Allianz and Generali followed rivals in aggressively writing down holdings of Greek government bonds on Friday, fuelling investor concerns about the possible impact on global insurers of a worsening sovereign debt crisis.

Meanwhile, shares of U.S. insurers continued their sharp decline, as weak markets and the persistently low interest rate environment weighed on earnings and drove fears of a fresh economic downturn.

Insurers around the world are caught in a difficult situation. Government bonds are either yielding too little to fund liabilities over the long term, or are too unstable to be a reliable part of a conservative portfolio. Some are turning to equities to try and boost returns, except that plunging stock markets will give them little relief.

From a peak in late February, European insurance shares are down 24 percent and U.S. insurance shares have fallen 21 percent. The MSCI All-Country World Index is down 15 percent over that period.

There's a problem because there's a question of leadership. Everyone knows we have a problem, so let's not ignore it, AIG Chief Executive Robert Benmosche told Reuters this week, referring to the economic malaise that has dragged down markets. This is not about kicking a can, this is about leadership.


Analysts say major European insurers have moderate exposure to Greek sovereign bonds, but would face more damaging losses in the event of a default by bigger debtors such as Spain or Italy. Some U.S. insurers are also exposed, though they have been cutting European sovereigns from their portfolios.

Given recent stresses, top-tier U.S. insurers including MetLife and Allstate have said they were increasing their cash positions, both as a safeguard and in case opportunities arise to buy assets cheaply.

But the release of earnings by the leading European insurers is the first real indication of the cost of their exposure to Greek bonds, giving investors a taste of the potential losses.

Allianz reported an 8 percent decline in second-quarter profit, surprising analysts on their expectations of a 23 percent increase. The German insurer wrote off half the value of its Greek sovereign exposure, cutting net profits by 326 million euros ($462 million).

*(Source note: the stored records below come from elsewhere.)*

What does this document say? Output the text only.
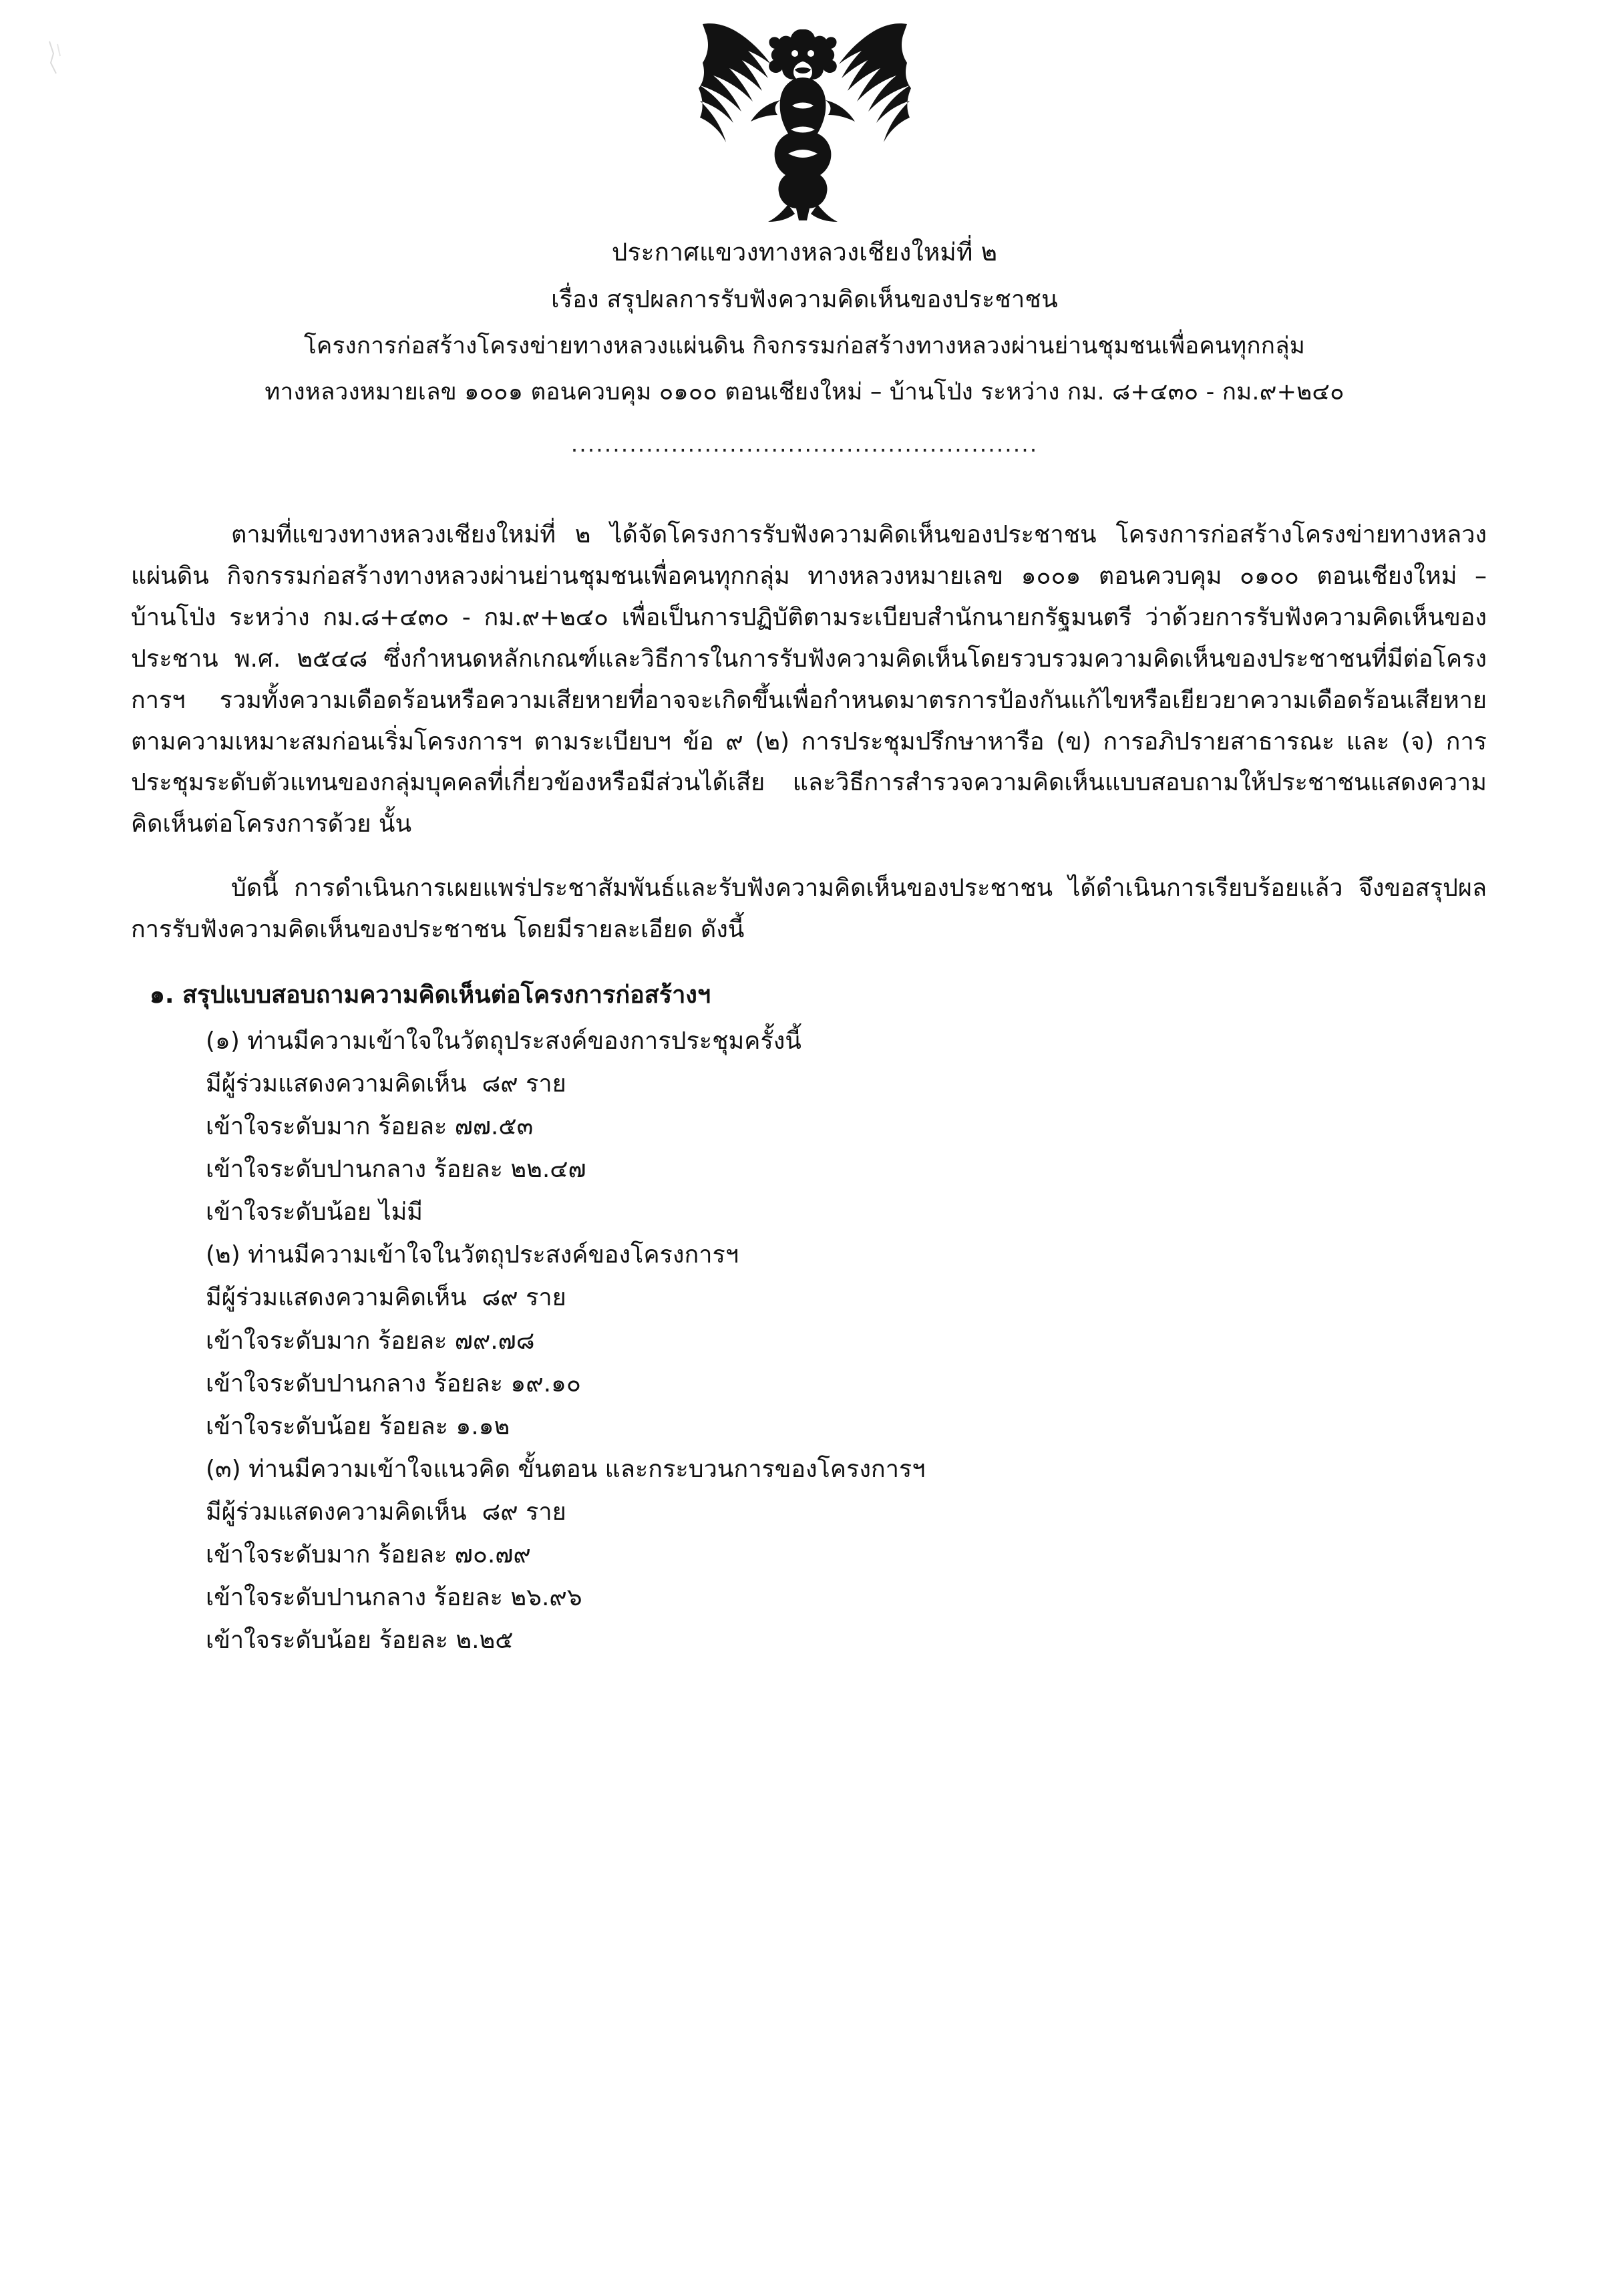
ประกาศแขวงทางหลวงเชียงใหม่ที่ ๒
เรื่อง สรุปผลการรับฟังความคิดเห็นของประชาชน
โครงการก่อสร้างโครงข่ายทางหลวงแผ่นดิน กิจกรรมก่อสร้างทางหลวงผ่านย่านชุมชนเพื่อคนทุกกลุ่ม
ทางหลวงหมายเลข ๑๐๐๑ ตอนควบคุม ๐๑๐๐ ตอนเชียงใหม่ – บ้านโป่ง ระหว่าง กม. ๘+๔๓๐ - กม.๙+๒๔๐
........................................................

ตามที่แขวงทางหลวงเชียงใหม่ที่ ๒ ได้จัดโครงการรับฟังความคิดเห็นของประชาชน โครงการก่อสร้างโครงข่ายทางหลวงแผ่นดิน กิจกรรมก่อสร้างทางหลวงผ่านย่านชุมชนเพื่อคนทุกกลุ่ม ทางหลวงหมายเลข ๑๐๐๑ ตอนควบคุม ๐๑๐๐ ตอนเชียงใหม่ – บ้านโป่ง ระหว่าง กม.๘+๔๓๐ - กม.๙+๒๔๐ เพื่อเป็นการปฏิบัติตามระเบียบสำนักนายกรัฐมนตรี ว่าด้วยการรับฟังความคิดเห็นของประชาน พ.ศ. ๒๕๔๘ ซึ่งกำหนดหลักเกณฑ์และวิธีการในการรับฟังความคิดเห็นโดยรวบรวมความคิดเห็นของประชาชนที่มีต่อโครงการฯ รวมทั้งความเดือดร้อนหรือความเสียหายที่อาจจะเกิดขึ้นเพื่อกำหนดมาตรการป้องกันแก้ไขหรือเยียวยาความเดือดร้อนเสียหายตามความเหมาะสมก่อนเริ่มโครงการฯ ตามระเบียบฯ ข้อ ๙ (๒) การประชุมปรึกษาหารือ (ข) การอภิปรายสาธารณะ และ (จ) การประชุมระดับตัวแทนของกลุ่มบุคคลที่เกี่ยวข้องหรือมีส่วนได้เสีย และวิธีการสำรวจความคิดเห็นแบบสอบถามให้ประชาชนแสดงความคิดเห็นต่อโครงการด้วย นั้น

บัดนี้ การดำเนินการเผยแพร่ประชาสัมพันธ์และรับฟังความคิดเห็นของประชาชน ได้ดำเนินการเรียบร้อยแล้ว จึงขอสรุปผลการรับฟังความคิดเห็นของประชาชน โดยมีรายละเอียด ดังนี้

๑. สรุปแบบสอบถามความคิดเห็นต่อโครงการก่อสร้างฯ

(๑) ท่านมีความเข้าใจในวัตถุประสงค์ของการประชุมครั้งนี้
มีผู้ร่วมแสดงความคิดเห็น  ๘๙ ราย
เข้าใจระดับมาก ร้อยละ ๗๗.๕๓
เข้าใจระดับปานกลาง ร้อยละ ๒๒.๔๗
เข้าใจระดับน้อย ไม่มี
(๒) ท่านมีความเข้าใจในวัตถุประสงค์ของโครงการฯ
มีผู้ร่วมแสดงความคิดเห็น  ๘๙ ราย
เข้าใจระดับมาก ร้อยละ ๗๙.๗๘
เข้าใจระดับปานกลาง ร้อยละ ๑๙.๑๐
เข้าใจระดับน้อย ร้อยละ ๑.๑๒
(๓) ท่านมีความเข้าใจแนวคิด ขั้นตอน และกระบวนการของโครงการฯ
มีผู้ร่วมแสดงความคิดเห็น  ๘๙ ราย
เข้าใจระดับมาก ร้อยละ ๗๐.๗๙
เข้าใจระดับปานกลาง ร้อยละ ๒๖.๙๖
เข้าใจระดับน้อย ร้อยละ ๒.๒๕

Today is not an ideal day to report results and this is particularly true when net income misses on the back of a Greek sovereign writedown, Espirito Santo analyst Joy Ferneyhough said in a note. Shares in Allianz, Europe's largest insurer, were down by 4.5 percent as of 1608 GMT.

Italy's Generali also took a sizeable hit on its Greek debt, writing down the value of its holdings by 47 percent. The company still managed to beat analyst forecasts with a nearly 13 percent increase in operating profit.

Allianz and Generali's writedowns follow a similar approach from rivals Axa and Munich Re, who on Thursday took haircuts of 40 percent and more than 50 percent respectively on their Greek bonds.

The writedowns exceed the 21 percent cut agreed by private sector creditors in last month's second Greek bailout package, an approach that has also been taken by some of the banks which signed up to the deal.

We estimated 21 percent to be sufficient ... but the company decided to execute kitchen sinking and write down to market value. We appreciate this, Kepler Capital Markets analyst Fabrizio Croce wrote in a note.


Allianz said taking the tough line by writing down holdings of Greek bonds to their market value might create scope for reversing some of that loss in future, once the rescue plan for Greece is put into effect.

In an interview with Reuters Insider TV, Allianz's chief financial officer, Oliver Baete, declined to speculate about the amount of any write up, but highlighted the gap with companies that had been less severe with their own Greek writedowns.

If we had taken measures as others had done, we would have written down 200 million (euros) less than we have, Baete said in the interview, adding that reversals on the writedowns could begin as early as this autumn. (For the Reuters Insider interview with Baete see: )

Prudential, which reported a forecast-beating 25 percent rise in profit thanks to strong growth at its flagship Asian unit, said it was insulated from the eurozone crisis as its risky sovereign holdings were small. Still, the British insurer's shares fell by 1.8 percent.

And although Anglo-South African insurer Old Mutual said turmoil on world stock markets may delay the planned share flotation for its U.S. fund management business next year, it too reported robust earnings. London-listed shares nonetheless fell by 2.2 percent.